Amazon Sellers Scale Back Prime Day Plans Due to Trump-Era Tariffs
Amazon’s annual Prime Day, traditionally one of the year’s biggest shopping events, is seeing declining enthusiasm from a key segment—third-party sellers who rely on Chinese manufacturing.
With hefty U.S. tariffs now in place, many of these merchants are rethinking their participation.
Sellers who once viewed Prime Day as an opportunity to boost sales are scaling back their involvement, citing rising costs caused by the ongoing U.S.-China trade tensions.

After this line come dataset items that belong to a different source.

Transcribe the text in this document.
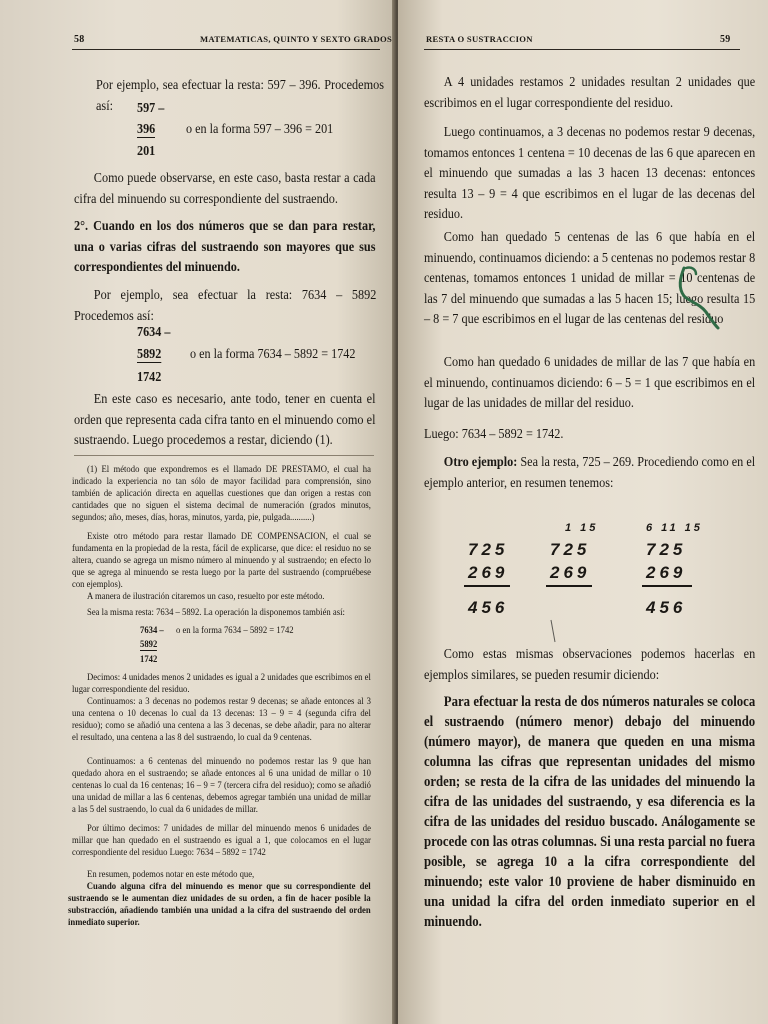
58	MATEMATICAS, QUINTO Y SEXTO GRADOS
Por ejemplo, sea efectuar la resta: 597 – 396. Procedemos así:	597 –
396
201
o en la forma 597 – 396 = 201
Como puede observarse, en este caso, basta restar a cada cifra del minuendo su correspondiente del sustraendo.
2°. Cuando en los dos números que se dan para restar, una o varias cifras del sustraendo son mayores que sus correspondientes del minuendo.
Por ejemplo, sea efectuar la resta: 7634 – 5892 Procedemos así:
7634 –
5892
1742
o en la forma 7634 – 5892 = 1742
En este caso es necesario, ante todo, tener en cuenta el orden que representa cada cifra tanto en el minuendo como el sustraendo. Luego procedemos a restar, diciendo (1).
(1) El método que expondremos es el llamado DE PRESTAMO, el cual ha indicado la experiencia no tan sólo de mayor facilidad para comprensión, sino también de aplicación directa en aquellas cuestiones que dan origen a restas con cantidades que no siguen el sistema decimal de numeración (grados minutos, segundos; año, meses, días, horas, minutos, yarda, pie, pulgada..........)
Existe otro método para restar llamado DE COMPENSACION, el cual se fundamenta en la propiedad de la resta, fácil de explicarse, que dice: el residuo no se altera, cuando se agrega un mismo número al minuendo y al sustraendo; en efecto lo que se agrega al minuendo se resta luego por la parte del sustraendo (compruébese con ejemplos).
A manera de ilustración citaremos un caso, resuelto por este método.
Sea la misma resta: 7634 – 5892. La operación la disponemos también así:
7634 –
5892
1742
o en la forma 7634 – 5892 = 1742
Decimos: 4 unidades menos 2 unidades es igual a 2 unidades que escribimos en el lugar correspondiente del residuo.
Continuamos: a 3 decenas no podemos restar 9 decenas; se añade entonces al 3 una centena o 10 decenas lo cual da 13 decenas: 13 – 9 = 4 (segunda cifra del residuo); como se añadió una centena a las 3 decenas, se debe añadir, para no alterar el resultado, una centena a las 8 del sustraendo, lo cual da 9 centenas.
Continuamos: a 6 centenas del minuendo no podemos restar las 9 que han quedado ahora en el sustraendo; se añade entonces al 6 una unidad de millar o 10 centenas lo cual da 16 centenas; 16 – 9 = 7 (tercera cifra del residuo); como se añadió una unidad de millar a las 6 centenas, debemos agregar también una unidad de millar a las 5 del sustraendo, lo cual da 6 unidades de millar.
Por último decimos: 7 unidades de millar del minuendo menos 6 unidades de millar que han quedado en el sustraendo es igual a 1, que colocamos en el lugar correspondiente del residuo Luego: 7634 – 5892 = 1742
En resumen, podemos notar en este método que,
Cuando alguna cifra del minuendo es menor que su correspondiente del sustraendo se le aumentan diez unidades de su orden, a fin de hacer posible la substracción, añadiendo también una unidad a la cifra del sustraendo del orden inmediato superior.
RESTA O SUSTRACCION	59
A 4 unidades restamos 2 unidades resultan 2 unidades que escribimos en el lugar correspondiente del residuo.
Luego continuamos, a 3 decenas no podemos restar 9 decenas, tomamos entonces 1 centena = 10 decenas de las 6 que aparecen en el minuendo que sumadas a las 3 hacen 13 decenas: entonces resulta 13 – 9 = 4 que escribimos en el lugar de las decenas del residuo.
Como han quedado 5 centenas de las 6 que había en el minuendo, continuamos diciendo: a 5 centenas no podemos restar 8 centenas, tomamos entonces 1 unidad de millar = 10 centenas de las 7 del minuendo que sumadas a las 5 hacen 15; luego resulta 15 – 8 = 7 que escribimos en el lugar de las centenas del residuo
Como han quedado 6 unidades de millar de las 7 que había en el minuendo, continuamos diciendo: 6 – 5 = 1 que escribimos en el lugar de las unidades de millar del residuo.
Luego: 7634 – 5892 = 1742.
Otro ejemplo: Sea la resta, 725 – 269. Procediendo como en el ejemplo anterior, en resumen tenemos:
725
269
456
1 15
725
269
6 11 15
725
269
456
Como estas mismas observaciones podemos hacerlas en ejemplos similares, se pueden resumir diciendo:
Para efectuar la resta de dos números naturales se coloca el sustraendo (número menor) debajo del minuendo (número mayor), de manera que queden en una misma columna las cifras que representan unidades del mismo orden; se resta de la cifra de las unidades del minuendo la cifra de las unidades del sustraendo, y esa diferencia es la cifra de las unidades del residuo buscado. Análogamente se procede con las otras columnas. Si una resta parcial no fuera posible, se agrega 10 a la cifra correspondiente del minuendo; este valor 10 proviene de haber disminuido en una unidad la cifra del orden inmediato superior en el minuendo.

The tariffs, enacted by President Donald Trump, have forced merchants to re-evaluate their pricing strategies, especially on goods sourced from China. According to sellers and consultants, skipping or downsizing their Prime Day offers is a way to cushion profit losses.
Steve Green, who sells imported skateboards and bicycles, said he’s sitting out this year for the first time since 2020.

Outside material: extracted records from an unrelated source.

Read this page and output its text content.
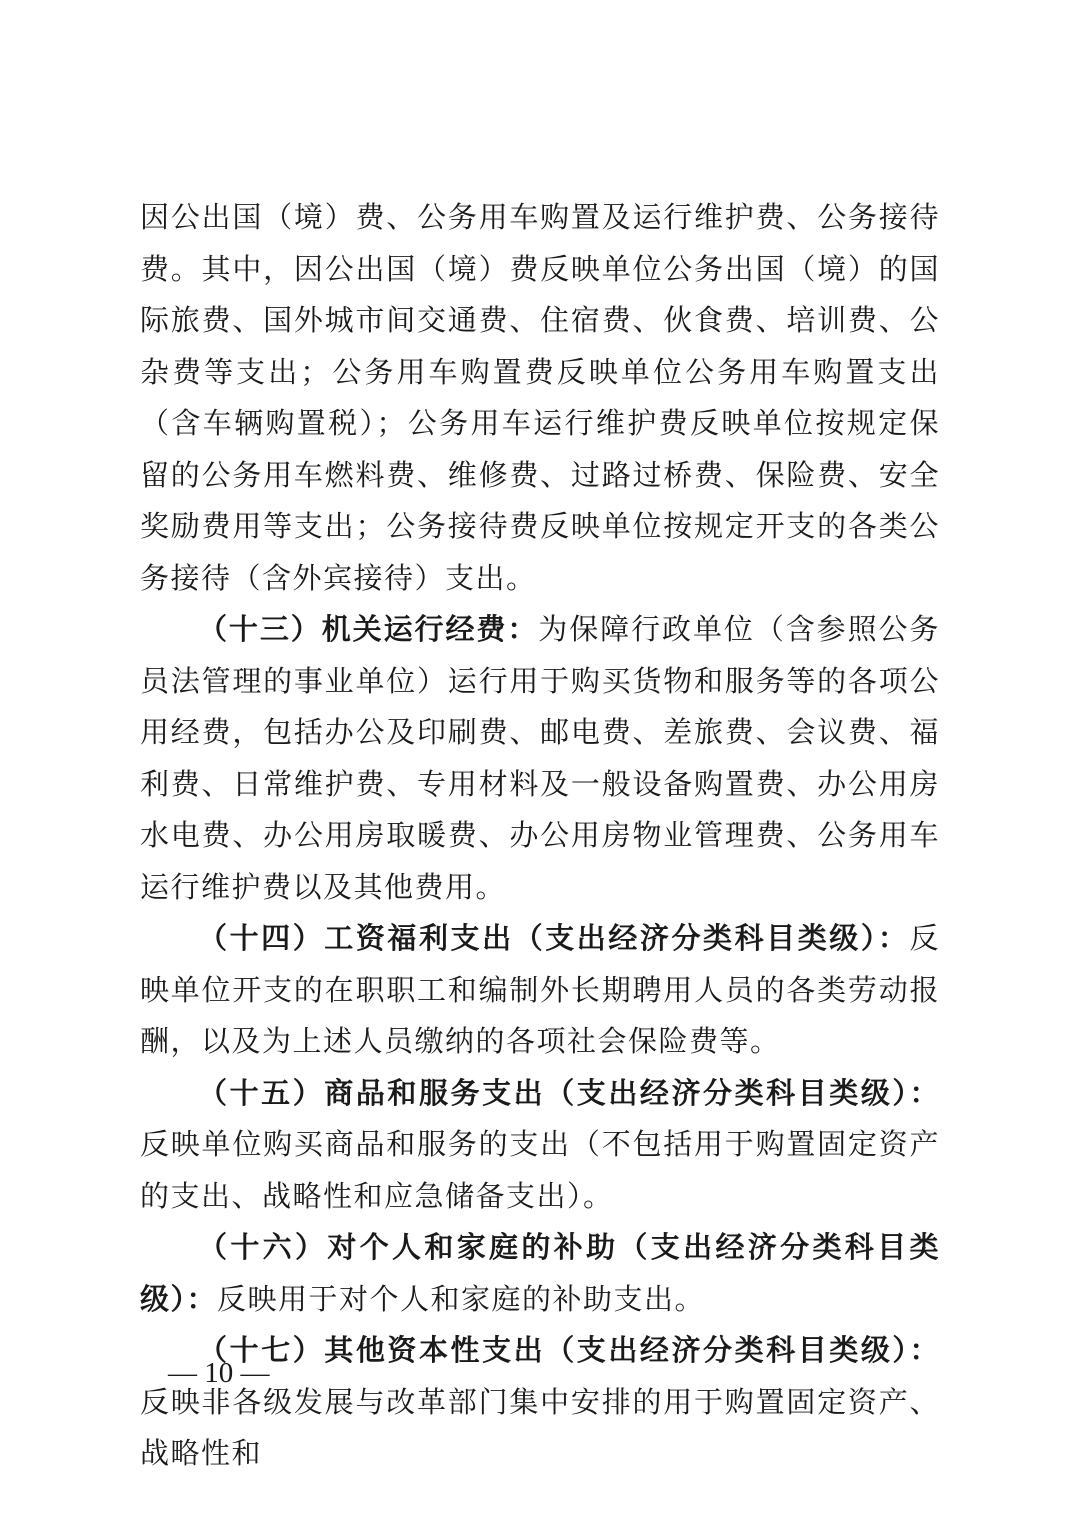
因公出国（境）费、公务用车购置及运行维护费、公务接待费。其中，因公出国（境）费反映单位公务出国（境）的国际旅费、国外城市间交通费、住宿费、伙食费、培训费、公杂费等支出；公务用车购置费反映单位公务用车购置支出（含车辆购置税）；公务用车运行维护费反映单位按规定保留的公务用车燃料费、维修费、过路过桥费、保险费、安全奖励费用等支出；公务接待费反映单位按规定开支的各类公务接待（含外宾接待）支出。

（十三）机关运行经费：为保障行政单位（含参照公务员法管理的事业单位）运行用于购买货物和服务等的各项公用经费，包括办公及印刷费、邮电费、差旅费、会议费、福利费、日常维护费、专用材料及一般设备购置费、办公用房水电费、办公用房取暖费、办公用房物业管理费、公务用车运行维护费以及其他费用。

（十四）工资福利支出（支出经济分类科目类级）：反映单位开支的在职职工和编制外长期聘用人员的各类劳动报酬，以及为上述人员缴纳的各项社会保险费等。

（十五）商品和服务支出（支出经济分类科目类级）：反映单位购买商品和服务的支出（不包括用于购置固定资产的支出、战略性和应急储备支出）。

（十六）对个人和家庭的补助（支出经济分类科目类级）：反映用于对个人和家庭的补助支出。

（十七）其他资本性支出（支出经济分类科目类级）：反映非各级发展与改革部门集中安排的用于购置固定资产、战略性和

— 10 —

“The China tariffs, which stand at 145%, will more than double his costs of goods on newly imported merchandise, making it ‘unaffordable,’” Green explained. He’s chosen to hold inventory and sell it later at standard prices.
Kim Vaccarella of Bogg Bag is making similar moves—ceasing production in China and preparing to shift manufacturing to Vietnam and Cambodia. In the meantime, she’s focusing on offloading her current U.S. stock through retail partners rather than Amazon’s Prime Day.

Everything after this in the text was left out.